Mario, concerning your question both programs are very stable, although i have to say that I have not tested octane on big commercial projects, whereas i have done over 400 projects ranging from big sport arenas to residential homes with vray.
User friendliness is kind of relative, you can say that for a noob, octane is probably easier to learn but this is also due to the vast amount of possibilities and tweaks vray offers.

Micha is absolutely right when he talks about the possibilities of hitting barriers, right now vray is the more proven and versatile tool, but octane is very young and has a lot of potential…

As I said octane is pure GPU powered, e.g. arion can use GPU and CPU together but this does not necessarily mean that arion is faster than octane. I used a few render engines and octane feels very fast…

Andreas

If I would use Octane than I would like to have an alternative engine for difficult projects

Agree 100% with you Micha. And this is very I got interested in THEA render. I recently got involved in very interesting discussion here:

THEA realy seem to have a bright future and this new CPU+GPU feature thats is going to be implemented in december seems realy interesting.

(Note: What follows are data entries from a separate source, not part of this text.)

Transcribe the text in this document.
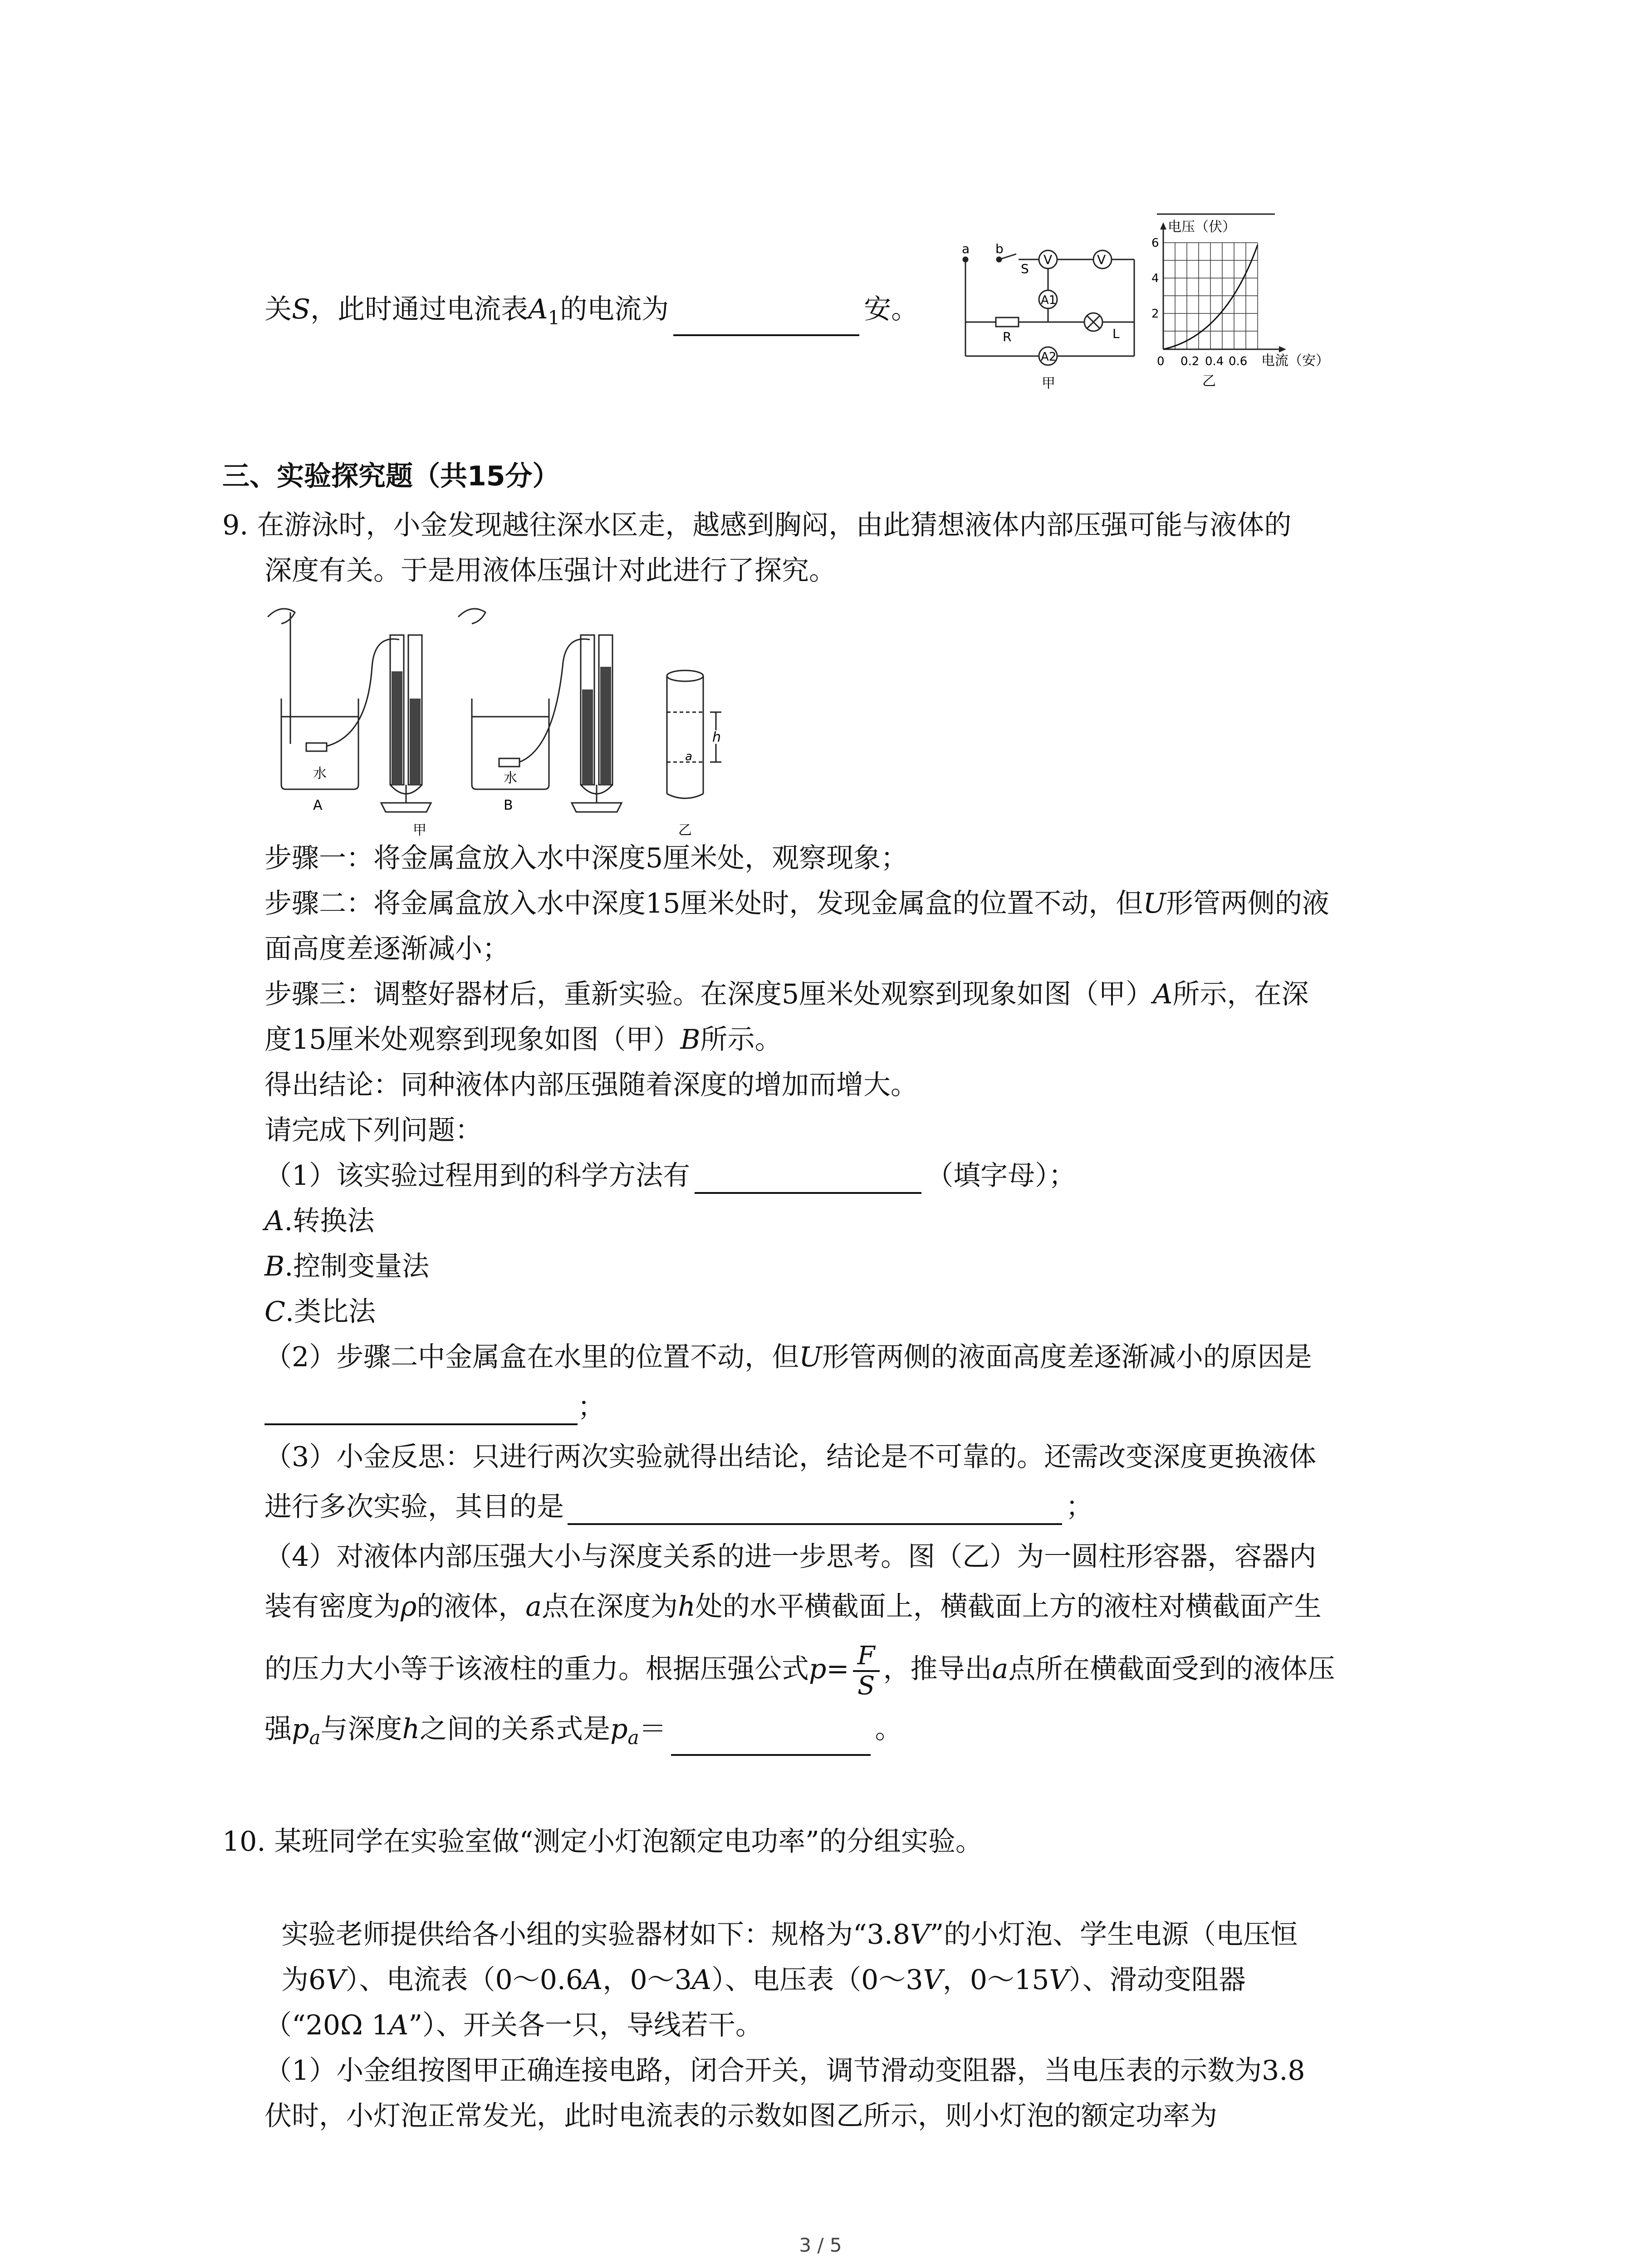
关S，此时通过电流表$A_1$的电流为	安。
a b
S
V	V
A1
A2
R	L
甲
电压（伏）
6
4
2
0 0.2 0.4 0.6 电流（安）
乙
三、实验探究题（共15分）
9. 在游泳时，小金发现越往深水区走，越感到胸闷，由此猜想液体内部压强可能与液体的
深度有关。于是用液体压强计对此进行了探究。
水	水
A	B
甲	乙
h
a
步骤一：将金属盒放入水中深度5厘米处，观察现象；
步骤二：将金属盒放入水中深度15厘米处时，发现金属盒的位置不动，但U形管两侧的液
面高度差逐渐减小；
步骤三：调整好器材后，重新实验。在深度5厘米处观察到现象如图（甲）A所示，在深
度15厘米处观察到现象如图（甲）B所示。
得出结论：同种液体内部压强随着深度的增加而增大。
请完成下列问题：
（1）该实验过程用到的科学方法有	（填字母）；
A.转换法
B.控制变量法
C.类比法
（2）步骤二中金属盒在水里的位置不动，但U形管两侧的液面高度差逐渐减小的原因是
；
（3）小金反思：只进行两次实验就得出结论，结论是不可靠的。还需改变深度更换液体
进行多次实验，其目的是	；
（4）对液体内部压强大小与深度关系的进一步思考。图（乙）为一圆柱形容器，容器内
装有密度为ρ的液体，a点在深度为h处的水平横截面上，横截面上方的液柱对横截面产生
的压力大小等于该液柱的重力。根据压强公式$p= \frac{F}{S}$ ，推导出a点所在横截面受到的液体压
强$p_a$与深度h之间的关系式是$p_a=$	。
10. 某班同学在实验室做“测定小灯泡额定电功率”的分组实验。
实验老师提供给各小组的实验器材如下：规格为“3.8V”的小灯泡、学生电源（电压恒
为6V）、电流表（0～0.6A，0～3A）、电压表（0～3V，0～15V）、滑动变阻器
（“20Ω 1A”）、开关各一只，导线若干。
（1）小金组按图甲正确连接电路，闭合开关，调节滑动变阻器，当电压表的示数为3.8
伏时，小灯泡正常发光，此时电流表的示数如图乙所示，则小灯泡的额定功率为
3 / 5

note - diffuse reflection doesn’t mean blurry reflection. Andy means diffuse bouncing light (indirect GI light) isn’t calculated by AO.

So its just one light bounce, no 2nd, 3rd,4th…?

I yet have to decide in wich software to invest my time…

Right, AO doesn’t show diffuse bouncing light and so the render can be looking more artificial, less real. For example my impression is that Brazil renderings show a grey look because the usage of AO or limited bounces. One big advantage of Vray is, that the image calculion based on the light cache pass, where light “unlimited” bounce around. This pass is the base for the following biased pass (irradiance map).
For example if you have a room with furniture, than the lighting behind the furniture is caused by the indirect light bouncing around. I’m not sure it’s a good example. :slight_smile:

-( …I dont understand you.
Ist term GI related to infinite light bouncing (indirect light)?